TREATMENT.—In passive congestion relief is often secured through the use of remedies that diminish portal engorgement or enable the heart to find compensation for a damaged mitral valve—conditions in which the splenic disorder is really an unimportant concomitant. In the enlargement that has for its cause chronic malarial intoxication cinchona and its alkaloids are preferable to all other remedies, not only in arresting the new growth otherwise progressive under the stimulus of the poison, but by neutralizing the latter and facilitating the absorption of the hyperplastic elements that have not already become converted into more highly-developed tissue. To effect these objects the agents must be given in fair doses (twenty grains of sulphate of quinia daily) until the malarial cachexia shall have been overcome—until the bulk of the enlarged spleen shall have been reduced to the smallest possible proportions. To bring about the desired result the treatment may have to be continued during several months, occasionally suspended upon the supervention of symptoms of cinchonism. A drug of deserved repute (probably through its anti-malarial influence) is arsenic. This should be given for protracted periods. Many remedies possessing anti-malarial properties have also been recommended and employed in these conditions. Eucalyptus and eucalyptol have recently been used with promising results, though the sanguine expectations of some will hardly be realized. Iron, preferably as a sulphate or as the tincture of the chloride, is invaluable in correcting the profound anæmia always present in these cases, though its influence in reducing the splenic bulk immediately is, at best, doubtful. Remedies competent to reduce hepatic and portal engorgement will often prove beneficial. Salines and vegetable cathartics may more especially be employed, but the use of mercurials, except for occasional administration, is almost universally condemned as productive of evil consequences.

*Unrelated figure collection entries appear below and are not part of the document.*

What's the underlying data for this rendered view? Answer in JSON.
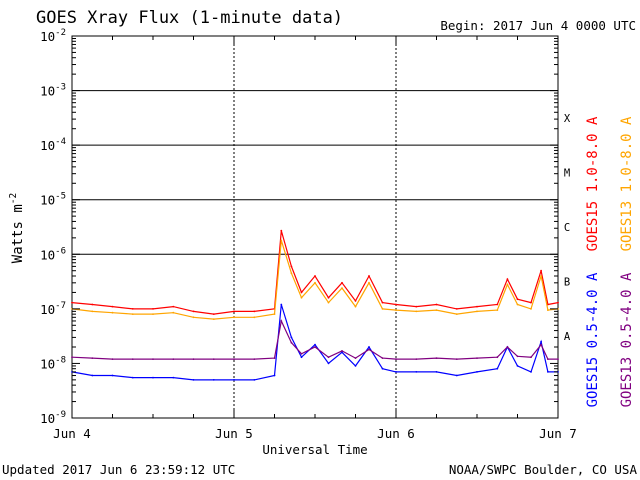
{
  "header": {
    "title": "GOES Xray Flux (1-minute data)",
    "begin": "Begin:  2017 Jun 4 0000 UTC"
  },
  "footer": {
    "updated": "Updated 2017 Jun  6 23:59:12 UTC",
    "source": "NOAA/SWPC Boulder, CO USA"
  },
  "chart_data": {
    "type": "line",
    "title": "GOES Xray Flux (1-minute data)",
    "xlabel": "Universal Time",
    "ylabel": "Watts m",
    "ylabel_exponent": "-2",
    "yscale": "log",
    "ylim": [
      1e-09,
      0.01
    ],
    "xlim": [
      "2017-06-04 00:00",
      "2017-06-07 00:00"
    ],
    "grid": "horizontal lines at decades 1e-6 to 1e-3; dotted vertical day lines",
    "y_ticks": [
      {
        "base": "10",
        "exp": "-9",
        "value": 1e-09
      },
      {
        "base": "10",
        "exp": "-8",
        "value": 1e-08
      },
      {
        "base": "10",
        "exp": "-7",
        "value": 1e-07
      },
      {
        "base": "10",
        "exp": "-6",
        "value": 1e-06
      },
      {
        "base": "10",
        "exp": "-5",
        "value": 1e-05
      },
      {
        "base": "10",
        "exp": "-4",
        "value": 0.0001
      },
      {
        "base": "10",
        "exp": "-3",
        "value": 0.001
      },
      {
        "base": "10",
        "exp": "-2",
        "value": 0.01
      }
    ],
    "x_ticks": [
      {
        "label": "Jun 4",
        "x": "2017-06-04 00:00"
      },
      {
        "label": "Jun 5",
        "x": "2017-06-05 00:00"
      },
      {
        "label": "Jun 6",
        "x": "2017-06-06 00:00"
      },
      {
        "label": "Jun 7",
        "x": "2017-06-07 00:00"
      }
    ],
    "flare_classes": [
      {
        "label": "X",
        "level": 0.0001
      },
      {
        "label": "M",
        "level": 1e-05
      },
      {
        "label": "C",
        "level": 1e-06
      },
      {
        "label": "B",
        "level": 1e-07
      },
      {
        "label": "A",
        "level": 1e-08
      }
    ],
    "series": [
      {
        "name": "GOES15 1.0-8.0 A",
        "color": "#ff0000",
        "x": [
          "2017-06-04 00:00",
          "2017-06-04 03:00",
          "2017-06-04 06:00",
          "2017-06-04 09:00",
          "2017-06-04 12:00",
          "2017-06-04 15:00",
          "2017-06-04 18:00",
          "2017-06-04 21:00",
          "2017-06-05 00:00",
          "2017-06-05 03:00",
          "2017-06-05 06:00",
          "2017-06-05 07:00",
          "2017-06-05 08:30",
          "2017-06-05 10:00",
          "2017-06-05 12:00",
          "2017-06-05 14:00",
          "2017-06-05 16:00",
          "2017-06-05 18:00",
          "2017-06-05 20:00",
          "2017-06-05 22:00",
          "2017-06-06 00:00",
          "2017-06-06 03:00",
          "2017-06-06 06:00",
          "2017-06-06 09:00",
          "2017-06-06 12:00",
          "2017-06-06 15:00",
          "2017-06-06 16:30",
          "2017-06-06 18:00",
          "2017-06-06 20:00",
          "2017-06-06 21:30",
          "2017-06-06 22:30",
          "2017-06-07 00:00"
        ],
        "values": [
          1.3e-07,
          1.2e-07,
          1.1e-07,
          1e-07,
          1e-07,
          1.1e-07,
          9e-08,
          8e-08,
          9e-08,
          9e-08,
          1e-07,
          2.7e-06,
          6e-07,
          2e-07,
          4e-07,
          1.6e-07,
          3e-07,
          1.4e-07,
          4e-07,
          1.3e-07,
          1.2e-07,
          1.1e-07,
          1.2e-07,
          1e-07,
          1.1e-07,
          1.2e-07,
          3.5e-07,
          1.5e-07,
          1.3e-07,
          5e-07,
          1.2e-07,
          1.3e-07
        ]
      },
      {
        "name": "GOES13 1.0-8.0 A",
        "color": "#ffa500",
        "x": [
          "2017-06-04 00:00",
          "2017-06-04 03:00",
          "2017-06-04 06:00",
          "2017-06-04 09:00",
          "2017-06-04 12:00",
          "2017-06-04 15:00",
          "2017-06-04 18:00",
          "2017-06-04 21:00",
          "2017-06-05 00:00",
          "2017-06-05 03:00",
          "2017-06-05 06:00",
          "2017-06-05 07:00",
          "2017-06-05 08:30",
          "2017-06-05 10:00",
          "2017-06-05 12:00",
          "2017-06-05 14:00",
          "2017-06-05 16:00",
          "2017-06-05 18:00",
          "2017-06-05 20:00",
          "2017-06-05 22:00",
          "2017-06-06 00:00",
          "2017-06-06 03:00",
          "2017-06-06 06:00",
          "2017-06-06 09:00",
          "2017-06-06 12:00",
          "2017-06-06 15:00",
          "2017-06-06 16:30",
          "2017-06-06 18:00",
          "2017-06-06 20:00",
          "2017-06-06 21:30",
          "2017-06-06 22:30",
          "2017-06-07 00:00"
        ],
        "values": [
          1e-07,
          9e-08,
          8.5e-08,
          8e-08,
          8e-08,
          8.5e-08,
          7e-08,
          6.5e-08,
          7e-08,
          7e-08,
          8e-08,
          1.8e-06,
          4.5e-07,
          1.6e-07,
          3e-07,
          1.3e-07,
          2.4e-07,
          1.1e-07,
          3e-07,
          1e-07,
          9.5e-08,
          9e-08,
          9.5e-08,
          8e-08,
          9e-08,
          9.5e-08,
          2.8e-07,
          1.2e-07,
          1e-07,
          4e-07,
          9.5e-08,
          1e-07
        ]
      },
      {
        "name": "GOES15 0.5-4.0 A",
        "color": "#0000ff",
        "x": [
          "2017-06-04 00:00",
          "2017-06-04 03:00",
          "2017-06-04 06:00",
          "2017-06-04 09:00",
          "2017-06-04 12:00",
          "2017-06-04 15:00",
          "2017-06-04 18:00",
          "2017-06-04 21:00",
          "2017-06-05 00:00",
          "2017-06-05 03:00",
          "2017-06-05 06:00",
          "2017-06-05 07:00",
          "2017-06-05 08:30",
          "2017-06-05 10:00",
          "2017-06-05 12:00",
          "2017-06-05 14:00",
          "2017-06-05 16:00",
          "2017-06-05 18:00",
          "2017-06-05 20:00",
          "2017-06-05 22:00",
          "2017-06-06 00:00",
          "2017-06-06 03:00",
          "2017-06-06 06:00",
          "2017-06-06 09:00",
          "2017-06-06 12:00",
          "2017-06-06 15:00",
          "2017-06-06 16:30",
          "2017-06-06 18:00",
          "2017-06-06 20:00",
          "2017-06-06 21:30",
          "2017-06-06 22:30",
          "2017-06-07 00:00"
        ],
        "values": [
          7e-09,
          6e-09,
          6e-09,
          5.5e-09,
          5.5e-09,
          5.5e-09,
          5e-09,
          5e-09,
          5e-09,
          5e-09,
          6e-09,
          1.2e-07,
          3e-08,
          1.3e-08,
          2.2e-08,
          1e-08,
          1.6e-08,
          9e-09,
          2e-08,
          8e-09,
          7e-09,
          7e-09,
          7e-09,
          6e-09,
          7e-09,
          8e-09,
          2e-08,
          9e-09,
          7e-09,
          2.5e-08,
          7e-09,
          7e-09
        ]
      },
      {
        "name": "GOES13 0.5-4.0 A",
        "color": "#800080",
        "x": [
          "2017-06-04 00:00",
          "2017-06-04 03:00",
          "2017-06-04 06:00",
          "2017-06-04 09:00",
          "2017-06-04 12:00",
          "2017-06-04 15:00",
          "2017-06-04 18:00",
          "2017-06-04 21:00",
          "2017-06-05 00:00",
          "2017-06-05 03:00",
          "2017-06-05 06:00",
          "2017-06-05 07:00",
          "2017-06-05 08:30",
          "2017-06-05 10:00",
          "2017-06-05 12:00",
          "2017-06-05 14:00",
          "2017-06-05 16:00",
          "2017-06-05 18:00",
          "2017-06-05 20:00",
          "2017-06-05 22:00",
          "2017-06-06 00:00",
          "2017-06-06 03:00",
          "2017-06-06 06:00",
          "2017-06-06 09:00",
          "2017-06-06 12:00",
          "2017-06-06 15:00",
          "2017-06-06 16:30",
          "2017-06-06 18:00",
          "2017-06-06 20:00",
          "2017-06-06 21:30",
          "2017-06-06 22:30",
          "2017-06-07 00:00"
        ],
        "values": [
          1.3e-08,
          1.25e-08,
          1.2e-08,
          1.2e-08,
          1.2e-08,
          1.2e-08,
          1.2e-08,
          1.2e-08,
          1.2e-08,
          1.2e-08,
          1.25e-08,
          6e-08,
          2.4e-08,
          1.5e-08,
          2e-08,
          1.3e-08,
          1.7e-08,
          1.25e-08,
          1.8e-08,
          1.25e-08,
          1.2e-08,
          1.2e-08,
          1.25e-08,
          1.2e-08,
          1.25e-08,
          1.3e-08,
          2e-08,
          1.35e-08,
          1.3e-08,
          2.2e-08,
          1.2e-08,
          1.2e-08
        ]
      }
    ]
  }
}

Local Treatment.—The systematic application of cold by effusion or by ice-bags will at times undoubtedly reduce the size of an enlarged spleen. Alleviation will often be afforded by solutions of nitric acid to the splenic region, and counter-irritants are of occasional service, either by means of the tincture of iodine persistently employed or by blistering fluids or plasters. These, however, should be used with great caution in debilitated subjects, as gangrene has been known to follow their application. Mosler thinks that the practice of injecting tincture of iodine, carbolic acid, etc. into the substance of the spleen is sufficiently promising to justify further experiment. The continuous electric current and electrolysis have also been recently recommended as of advantage in reducing the splenic bulk. In cases of excessive enlargement, where accompanying or consequent cachexia threatens to end in death, extirpation of the spleen has been advised and practised. While the removal of the leucocythæmic spleen is so constantly followed by death that the operation cannot be considered justifiable, it seems that the spleen enlarged from other causes may sometimes be removed with safety. In the Lancet of Feb. 11, 1882, Herbert Collier tabulates all (until then) known cases of removal of the spleen for disease, 29 in number: 16 of these operations were upon leukæmic subjects, and had a fatal termination; 8 of the remaining cases recovered. Crédé5 concludes from an analysis of 30 cases of extirpation of splenic tumor that the adult spleen may be removed without detriment; that its removal causes temporary derangement of the blood-making function; and that this is compensated for by activity of the thyroid body and red marrow of the bones. As bearing further upon the question of the practicability of splenectomy, should surgical art succeed in reducing the dangers immediately dependent upon the operation, are the highly interesting experiments of Tizzoni6 and Griffini,7 wherein extirpation of the spleen in dogs was followed by reproduction of true splenic tissue.